The effectiveness of a salt for de-icing depends on the number of particles it dissociates into in water, which is measured by the Van't Hoff factor (i). Sodium chloride (NaCl) dissociates into two ions (Na⁺ and Cl⁻), giving it a theoretical Van't Hoff factor of 2. Calcium chloride (CaCl₂), however, dissociates into three ions (one Ca²⁺ and two Cl⁻), giving it a theoretical Van't Hoff factor of 3. Since freezing point depression is directly proportional to 'i', CaCl₂ produces more particles per mole and thus causes a greater depression in the freezing point, making it more effective at melting ice, especially at lower temperatures.
9. How do certain animals biologically use freezing point depression to survive in freezing conditions?
Some organisms living in extremely cold climates have evolved to use this principle as a natural survival mechanism. They produce high concentrations of certain compounds, like glycerol, sorbitol, or glucose, in their bodily fluids. These solutes act as a natural antifreeze, significantly lowering the freezing point of the water in their cells and blood. This prevents ice crystals from forming, which would otherwise rupture cell membranes and cause fatal damage, allowing them to survive sub-zero temperatures.
10. Is freezing considered an exothermic or endothermic process?
Freezing is an exothermic process.

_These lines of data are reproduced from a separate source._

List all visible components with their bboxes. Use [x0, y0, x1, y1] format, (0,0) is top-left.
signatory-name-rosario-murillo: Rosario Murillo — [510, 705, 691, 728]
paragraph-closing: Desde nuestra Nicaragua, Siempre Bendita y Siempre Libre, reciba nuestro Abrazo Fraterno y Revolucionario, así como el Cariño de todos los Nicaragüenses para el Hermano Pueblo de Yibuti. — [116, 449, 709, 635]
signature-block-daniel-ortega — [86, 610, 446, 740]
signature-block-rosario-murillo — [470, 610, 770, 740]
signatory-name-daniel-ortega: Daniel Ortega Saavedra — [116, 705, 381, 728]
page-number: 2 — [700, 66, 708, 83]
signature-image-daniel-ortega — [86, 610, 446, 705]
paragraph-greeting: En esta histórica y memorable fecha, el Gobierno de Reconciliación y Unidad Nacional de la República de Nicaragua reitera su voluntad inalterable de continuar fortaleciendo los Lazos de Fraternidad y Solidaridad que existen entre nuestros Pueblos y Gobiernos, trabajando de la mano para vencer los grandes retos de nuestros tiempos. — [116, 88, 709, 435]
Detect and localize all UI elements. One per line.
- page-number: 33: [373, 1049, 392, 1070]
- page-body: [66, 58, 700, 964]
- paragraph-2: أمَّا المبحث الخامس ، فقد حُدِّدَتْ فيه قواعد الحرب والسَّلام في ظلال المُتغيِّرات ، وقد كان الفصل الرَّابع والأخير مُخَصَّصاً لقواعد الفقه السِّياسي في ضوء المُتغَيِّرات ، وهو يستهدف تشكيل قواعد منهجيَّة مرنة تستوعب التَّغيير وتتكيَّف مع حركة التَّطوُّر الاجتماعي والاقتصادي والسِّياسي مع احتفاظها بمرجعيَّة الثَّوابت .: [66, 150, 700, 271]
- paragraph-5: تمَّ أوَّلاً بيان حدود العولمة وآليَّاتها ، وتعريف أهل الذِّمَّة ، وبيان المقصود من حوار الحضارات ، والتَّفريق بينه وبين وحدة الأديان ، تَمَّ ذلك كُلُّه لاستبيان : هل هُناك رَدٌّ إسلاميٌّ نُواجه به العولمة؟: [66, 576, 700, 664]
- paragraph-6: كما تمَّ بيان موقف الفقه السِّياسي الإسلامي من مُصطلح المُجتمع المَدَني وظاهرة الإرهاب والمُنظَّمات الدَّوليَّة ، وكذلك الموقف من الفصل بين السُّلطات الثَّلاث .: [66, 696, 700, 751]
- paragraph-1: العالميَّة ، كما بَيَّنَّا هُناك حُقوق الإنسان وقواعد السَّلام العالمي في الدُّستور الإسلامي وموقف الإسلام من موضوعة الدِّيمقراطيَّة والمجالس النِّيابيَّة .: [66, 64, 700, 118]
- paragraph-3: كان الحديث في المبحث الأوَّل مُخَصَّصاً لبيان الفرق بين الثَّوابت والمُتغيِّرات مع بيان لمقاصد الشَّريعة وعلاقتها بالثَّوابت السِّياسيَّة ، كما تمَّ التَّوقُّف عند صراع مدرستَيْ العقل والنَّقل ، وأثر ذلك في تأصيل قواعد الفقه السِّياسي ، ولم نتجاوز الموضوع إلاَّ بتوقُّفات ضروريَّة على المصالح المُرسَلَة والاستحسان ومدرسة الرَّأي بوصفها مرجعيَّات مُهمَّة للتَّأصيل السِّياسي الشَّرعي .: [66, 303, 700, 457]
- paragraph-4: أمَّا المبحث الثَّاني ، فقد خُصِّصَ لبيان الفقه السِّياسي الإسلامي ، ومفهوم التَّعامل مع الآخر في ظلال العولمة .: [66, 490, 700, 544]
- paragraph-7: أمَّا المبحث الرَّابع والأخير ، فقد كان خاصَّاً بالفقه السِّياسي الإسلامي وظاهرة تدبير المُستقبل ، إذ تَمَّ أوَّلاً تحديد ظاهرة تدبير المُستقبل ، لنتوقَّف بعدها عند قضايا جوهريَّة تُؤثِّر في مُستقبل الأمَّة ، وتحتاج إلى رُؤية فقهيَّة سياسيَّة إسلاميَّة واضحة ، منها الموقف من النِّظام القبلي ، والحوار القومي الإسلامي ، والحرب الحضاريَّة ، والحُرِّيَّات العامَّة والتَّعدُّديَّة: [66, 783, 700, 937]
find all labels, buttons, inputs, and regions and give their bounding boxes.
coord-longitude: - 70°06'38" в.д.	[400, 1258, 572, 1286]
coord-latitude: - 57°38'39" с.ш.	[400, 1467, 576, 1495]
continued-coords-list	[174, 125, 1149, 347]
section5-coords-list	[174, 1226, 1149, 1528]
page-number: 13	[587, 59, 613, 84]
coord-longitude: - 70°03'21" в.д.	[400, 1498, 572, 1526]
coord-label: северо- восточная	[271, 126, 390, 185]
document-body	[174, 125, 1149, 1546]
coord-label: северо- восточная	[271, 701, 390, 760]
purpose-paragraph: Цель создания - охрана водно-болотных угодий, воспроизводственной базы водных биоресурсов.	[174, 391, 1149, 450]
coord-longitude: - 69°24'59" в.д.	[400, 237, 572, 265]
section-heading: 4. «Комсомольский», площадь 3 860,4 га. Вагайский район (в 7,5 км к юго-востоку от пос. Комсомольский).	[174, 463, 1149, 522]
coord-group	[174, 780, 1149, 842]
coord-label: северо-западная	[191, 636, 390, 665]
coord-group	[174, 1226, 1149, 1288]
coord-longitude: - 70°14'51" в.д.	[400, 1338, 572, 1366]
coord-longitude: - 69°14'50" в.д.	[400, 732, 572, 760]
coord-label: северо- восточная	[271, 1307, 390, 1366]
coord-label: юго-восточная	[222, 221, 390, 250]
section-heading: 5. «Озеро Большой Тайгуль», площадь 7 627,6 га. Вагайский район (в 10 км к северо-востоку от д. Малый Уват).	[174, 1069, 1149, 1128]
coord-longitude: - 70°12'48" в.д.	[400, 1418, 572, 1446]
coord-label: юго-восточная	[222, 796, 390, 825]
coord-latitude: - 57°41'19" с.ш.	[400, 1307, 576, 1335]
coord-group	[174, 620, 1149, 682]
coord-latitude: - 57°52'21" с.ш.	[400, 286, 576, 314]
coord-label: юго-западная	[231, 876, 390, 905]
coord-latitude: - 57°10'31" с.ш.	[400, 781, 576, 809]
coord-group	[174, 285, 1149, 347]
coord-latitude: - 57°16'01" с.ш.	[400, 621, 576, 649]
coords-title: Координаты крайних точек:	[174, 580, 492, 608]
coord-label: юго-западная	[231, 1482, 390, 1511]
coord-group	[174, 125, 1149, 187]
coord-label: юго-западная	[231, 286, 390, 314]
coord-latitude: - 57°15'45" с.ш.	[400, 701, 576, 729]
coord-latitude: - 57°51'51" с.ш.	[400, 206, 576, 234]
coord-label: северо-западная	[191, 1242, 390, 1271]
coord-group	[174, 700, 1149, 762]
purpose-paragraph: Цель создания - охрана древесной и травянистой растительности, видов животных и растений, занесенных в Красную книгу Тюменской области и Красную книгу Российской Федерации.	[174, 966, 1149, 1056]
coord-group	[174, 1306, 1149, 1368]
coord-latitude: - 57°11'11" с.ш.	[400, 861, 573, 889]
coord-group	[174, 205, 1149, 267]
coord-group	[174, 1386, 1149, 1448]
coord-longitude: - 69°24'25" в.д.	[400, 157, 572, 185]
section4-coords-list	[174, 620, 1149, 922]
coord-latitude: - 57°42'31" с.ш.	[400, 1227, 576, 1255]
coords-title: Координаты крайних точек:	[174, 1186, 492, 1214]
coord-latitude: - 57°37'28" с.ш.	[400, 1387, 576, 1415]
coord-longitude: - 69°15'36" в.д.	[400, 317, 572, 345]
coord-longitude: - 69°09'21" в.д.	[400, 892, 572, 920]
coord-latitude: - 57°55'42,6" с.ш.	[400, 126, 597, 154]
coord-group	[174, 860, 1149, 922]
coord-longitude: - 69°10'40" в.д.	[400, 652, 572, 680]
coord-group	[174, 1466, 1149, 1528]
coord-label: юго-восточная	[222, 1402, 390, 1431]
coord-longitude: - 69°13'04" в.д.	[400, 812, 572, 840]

This is because for a liquid to transition into a more ordered solid-state, its molecules must release energy to slow down and arrange themselves into a fixed crystal lattice. This release of energy into the surroundings is in the form of heat, which is the definition of an exothermic process. Conversely, melting is an endothermic process as it requires energy input to break the bonds of the solid structure.